Table 1 shows the parameters of Liou–Brennan's theoretical model eye, which reflects average biometrical data from a large group of individuals; incorporating a gradient index based model crystalline lens and the corresponding inlay in each case. The insertion of the CIs, in the model eye, was introduced as a “Grid Sag Surface”, both at the same depth, 0.3 mm, from the anterior surface of the cornea.

Table 1 Liou–Brennan model eye Zemax data sheet (r and z are radial and axial coordinates in the crystalline lens).

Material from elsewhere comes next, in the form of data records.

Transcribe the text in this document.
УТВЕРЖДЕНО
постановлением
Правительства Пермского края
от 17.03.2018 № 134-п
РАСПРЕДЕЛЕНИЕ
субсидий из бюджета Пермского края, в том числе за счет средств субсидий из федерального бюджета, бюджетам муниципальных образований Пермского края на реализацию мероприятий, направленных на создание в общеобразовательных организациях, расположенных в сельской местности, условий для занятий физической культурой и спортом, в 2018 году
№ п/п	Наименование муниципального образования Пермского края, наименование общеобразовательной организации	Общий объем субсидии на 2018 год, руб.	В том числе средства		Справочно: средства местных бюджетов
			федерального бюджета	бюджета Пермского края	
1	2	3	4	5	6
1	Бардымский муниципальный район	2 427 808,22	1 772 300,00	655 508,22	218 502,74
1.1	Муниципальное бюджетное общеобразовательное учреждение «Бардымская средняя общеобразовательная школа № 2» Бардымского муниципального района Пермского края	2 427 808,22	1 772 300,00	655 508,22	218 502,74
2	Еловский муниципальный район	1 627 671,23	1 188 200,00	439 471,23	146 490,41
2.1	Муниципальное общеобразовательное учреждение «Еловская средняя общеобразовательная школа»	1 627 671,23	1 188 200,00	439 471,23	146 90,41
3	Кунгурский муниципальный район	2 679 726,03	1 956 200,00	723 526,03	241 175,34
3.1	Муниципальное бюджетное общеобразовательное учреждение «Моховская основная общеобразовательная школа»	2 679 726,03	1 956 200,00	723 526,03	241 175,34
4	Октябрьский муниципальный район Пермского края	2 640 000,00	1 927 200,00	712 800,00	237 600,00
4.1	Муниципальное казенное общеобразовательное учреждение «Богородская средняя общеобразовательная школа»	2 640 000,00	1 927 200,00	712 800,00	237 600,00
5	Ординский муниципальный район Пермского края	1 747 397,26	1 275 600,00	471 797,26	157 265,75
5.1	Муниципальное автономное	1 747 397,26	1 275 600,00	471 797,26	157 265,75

The AMTFs of the two CIs were calculated for frequencies between 0 and 50 cycles/degree. These spatial frequencies that correspond to decimal visual acuities up to 1.6, were employed to calculate the average of sagittal and tangential MTFs at different vergences: from + 0.50 D to − 3.50 D in 0.10 D steps, and with two different pupil diameters: 3.0 and 4.5 mm, emulating photopic and mesopic conditions. In the simulations, we employed two different settings for the illumination: monochromatic light, matching the design wavelength (555 nm) and polychromatic light using the photopic bright setting of Zemax which uses five weighted wavelengths. The optimum target for the far distance focus was obtained independently for each device taking the best AMTF value as a quality criterion. In the calculations, the ideal eye’s pre-surgical refractive state for the PDCI resulted + 1.75D while for the RI was emmetropia. This is equivalent to assuming that the inlay surgery was performed simultaneously with LASIK or PRK in patients who are not already at an optimal preoperative refraction, which is a common and safe clinical procedure with commercial corneal inlays34.

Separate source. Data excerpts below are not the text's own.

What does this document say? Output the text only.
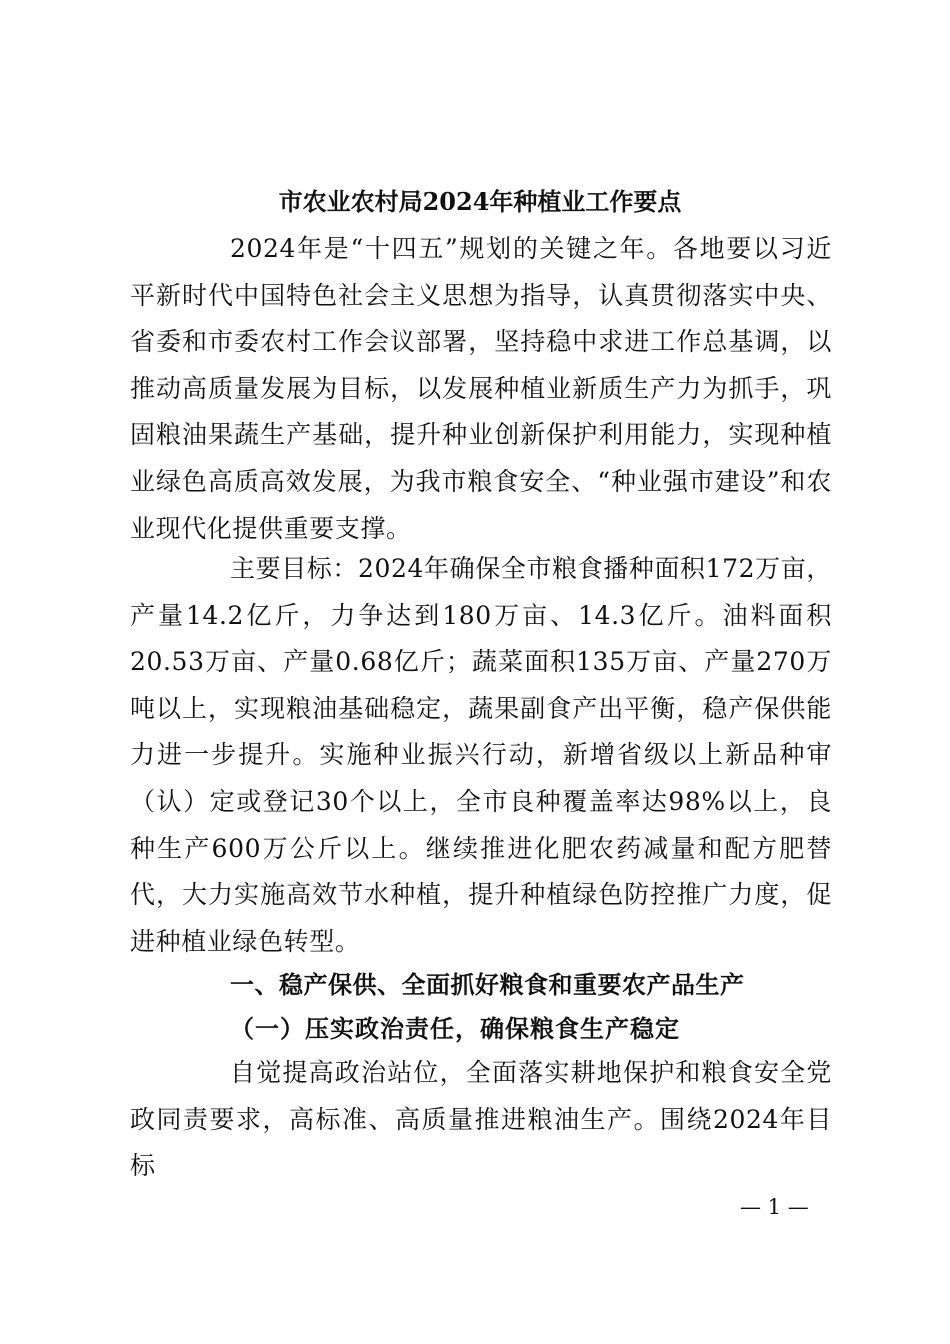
市农业农村局2024年种植业工作要点

2024年是“十四五”规划的关键之年。各地要以习近平新时代中国特色社会主义思想为指导，认真贯彻落实中央、省委和市委农村工作会议部署，坚持稳中求进工作总基调，以推动高质量发展为目标，以发展种植业新质生产力为抓手，巩固粮油果蔬生产基础，提升种业创新保护利用能力，实现种植业绿色高质高效发展，为我市粮食安全、“种业强市建设”和农业现代化提供重要支撑。

主要目标：2024年确保全市粮食播种面积172万亩，产量14.2亿斤，力争达到180万亩、14.3亿斤。油料面积20.53万亩、产量0.68亿斤；蔬菜面积135万亩、产量270万吨以上，实现粮油基础稳定，蔬果副食产出平衡，稳产保供能力进一步提升。实施种业振兴行动，新增省级以上新品种审（认）定或登记30个以上，全市良种覆盖率达98%以上，良种生产600万公斤以上。继续推进化肥农药减量和配方肥替代，大力实施高效节水种植，提升种植绿色防控推广力度，促进种植业绿色转型。

一、稳产保供、全面抓好粮食和重要农产品生产
（一）压实政治责任，确保粮食生产稳定

自觉提高政治站位，全面落实耕地保护和粮食安全党政同责要求，高标准、高质量推进粮油生产。围绕2024年目标

— 1 —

Adaptive optics visual simulator

The experimental measurements in this work were taken using the VAO Adaptive Optics Visual Simulator (Voptica S.L., Murcia, Spain). This clinical instrument allows to place optical stimuli different vergences through a micro display and to show to the patient its image through any optical phase profile35,36. The stimulus was an optotype with three high-contrast letters (tumbling Es) of different sizes corresponding to visual acuities of 0.4, 0.2 and 0.0 logMAR units. In our case, we have incorporated the phase of both inlays into the system following the indications of the manufacturer as CSV files with 846 × 846 values covering a pupil of 4.5 mm diameter. In this study, through-focus images provided by the corneal inlays in the VAO system were recorded in the range 0.0 D–3.0 D in 0.25 D steps using a 8 bits CCD camera (Edmund-Optics with model EO-10012C Lite Edition) with a resolution of 3,840 × 2,748 pixels and CCD dimensions of 6.41 × 4.59 (mm). The focusing lens was an achromatic doublet with 30 mm focal (AC254-030-A-ML, Thorlabs Inc. Newton, NJ, USA). Therefore, by recording images the visual stimuli through the VAO system, with a CCD camera replacing the eye, our aim was to found an agreement with the numerical simulations of the through the focus performance of both inlays. This was done despite that the real size of the projected phase CIs could not be measured experimentally because according to the manufacturer a real image of them is projected into the pupil plane of the observer’s eye, but the exact location of this plane is not specified. Consequently, although the instrument works with a single pupil diameter of 4.5 mm its projection over the artificial eye could have a magnification slightly different than 1.